Glad that you want to use this codebase for finetuning a new model. Below I will show you, step by step, how to add a new model. This in fact is exactly how I added the current supported models. We will start from the easiest part, and then move on to the more complex parts. Trust me it's not that hard.
register_model(
model_id="llava-1.5-7b",
model_family_id="llava-1.5",
model_hf_path="llava-hf/llava-1.5-7b-hf"
)
Taking the registry of LLaVA-1.5 as an example, you can see that all we need to do is to register the model_id
(a unique identifier for the model), the model_family_id
(to identify the family of models that share the same architecture), and the model_hf_path
(the path to the model in the Hugging Face Hub).
Then at the top of supported_models.py
, you will see a dictionary MULTIMODAL_KEYWORDS
, which is a mapping from the model family id to a list of vision module keywords. This is used freeze the vision modules during finetuning. To find the vision module keywords, you just need to take a look at the huggingface's model implementation (the init function of the model in modeling_xxxx.py
). Again taking LLaVA-1.5 as an example, according to here it can be seen that the vision module keywords are ["vision_tower", "multi_modal_projector"]
.
The loader helps to load the model, processor, and tokenizer from huggingface. It basically just calls .from_pretrained()
. You can find plenty of examples by browsing through the existing loaders under the loaders
directory. The actual loading operations would depend on the specific model, but you can always refer to the model card on huggingface which typically shows how to load the model/processor/tokenizer.
Some models (e.g., Qwen-VL-Chat) encode the image in a very specific way, where the path to the image is encoded in the prompt, and the image won't be loaded until the tokenization. In this case the returned entry from the dataset doesn't have to load the image. This is why we have the TO_LOAD_IMAGE
dictionary in datasets.py
. You can see that for Qwen-VL-Chat (whose model family is qwen-vl
), TO_LOAD_IMAGE["qwen-vl"]
is set to False
. If the model you are adding doesn't have this special requirement, you can simply set it to True
.
Now we have proceeded to the relatively most complex part. The collator prepares the actual inputs (e.g., input_ids
, pixel_values
, attention_masks
, etc.) for the model and is the place where tokenization, image/video preprocessing happens. There are plenty of examples in the collators
directory, which you can take a look to get a sense.

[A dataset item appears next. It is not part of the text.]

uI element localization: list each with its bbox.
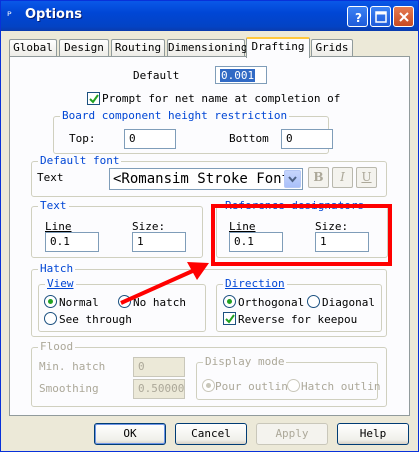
options-dialog: ᴾ Options ? Global Design Routing Dimens… — [0, 0, 419, 452]
tab-drafting[interactable]: Drafting — [246, 37, 310, 58]
annotation-arrow — [120, 262, 209, 305]
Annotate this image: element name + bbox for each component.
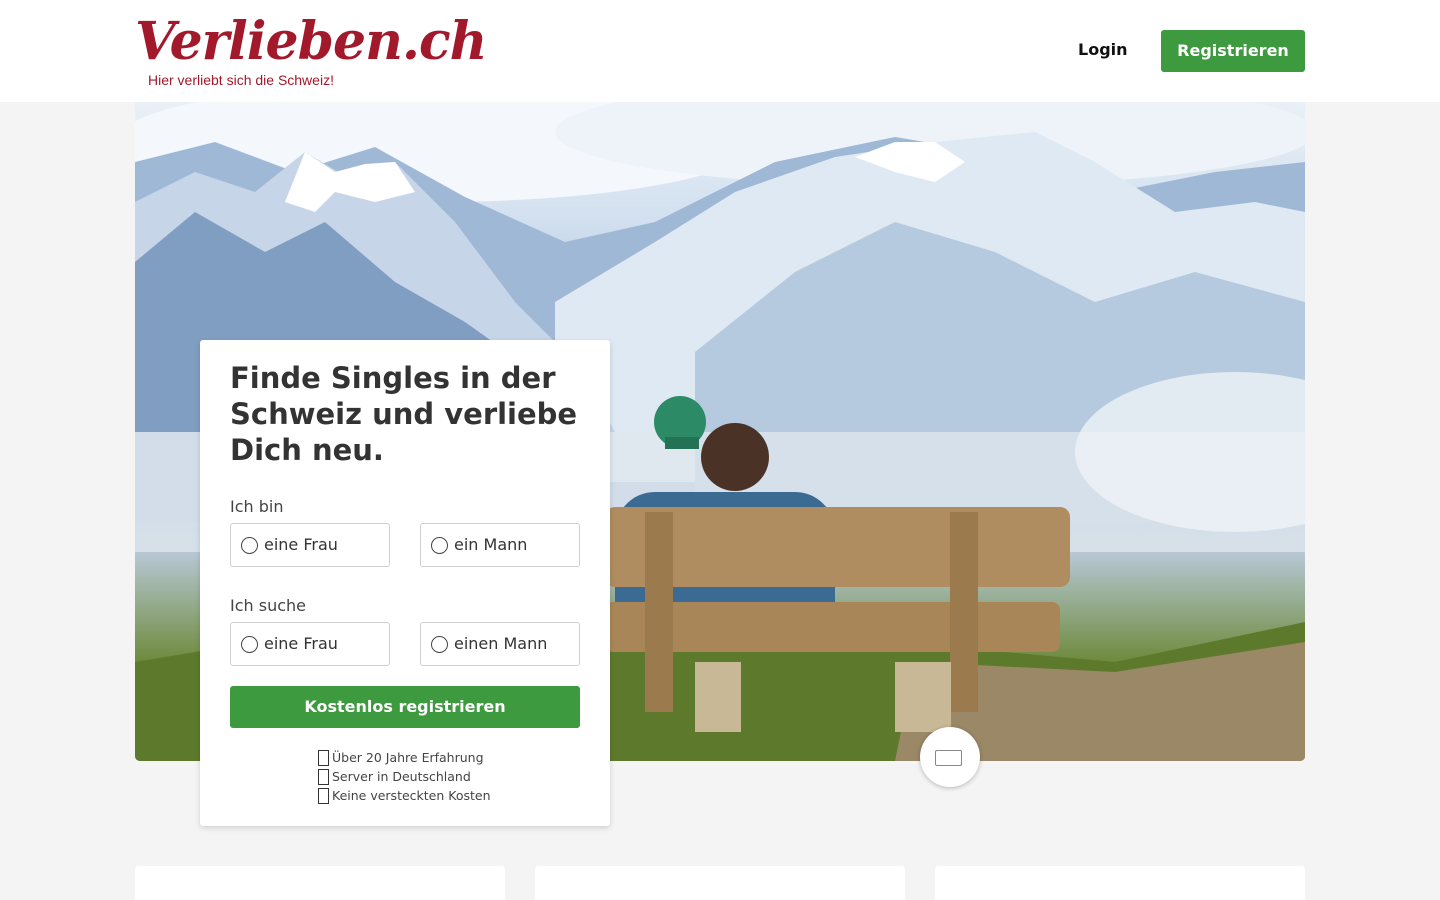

For preparing the prompt with the correct template (which is the most important part), we mostly adopt the apply_chat_template
method supported by huggingface (see this official guide for more details) which saves a lot of burden. Once we get the prompt, the tokenization is straightforward. The only thing that you may want to pay attention to is how to construct labels
from input_ids
. In all tutorial finetuning notebooks of huggingface (e.g., here), labels
is exactly a copy of input_ids
, which is the easiest way to implement. However, the downside is that the model will be learning to predict not only the assistant's target response but also the user's questions. This could be a problem when the average length of responses is much shorter than the questions (e.g., when the response is just an option for multiple-choice questions).
In this codebase, we choose to mask out the user's questions in the labels
so that the model only learns to predict the assistant's target response. This is done by locating the questions and answers by indexing the user and assistant role token. We believe this is the most desirable way to train the model, which also aligns with for example the original implementation of LLaVA.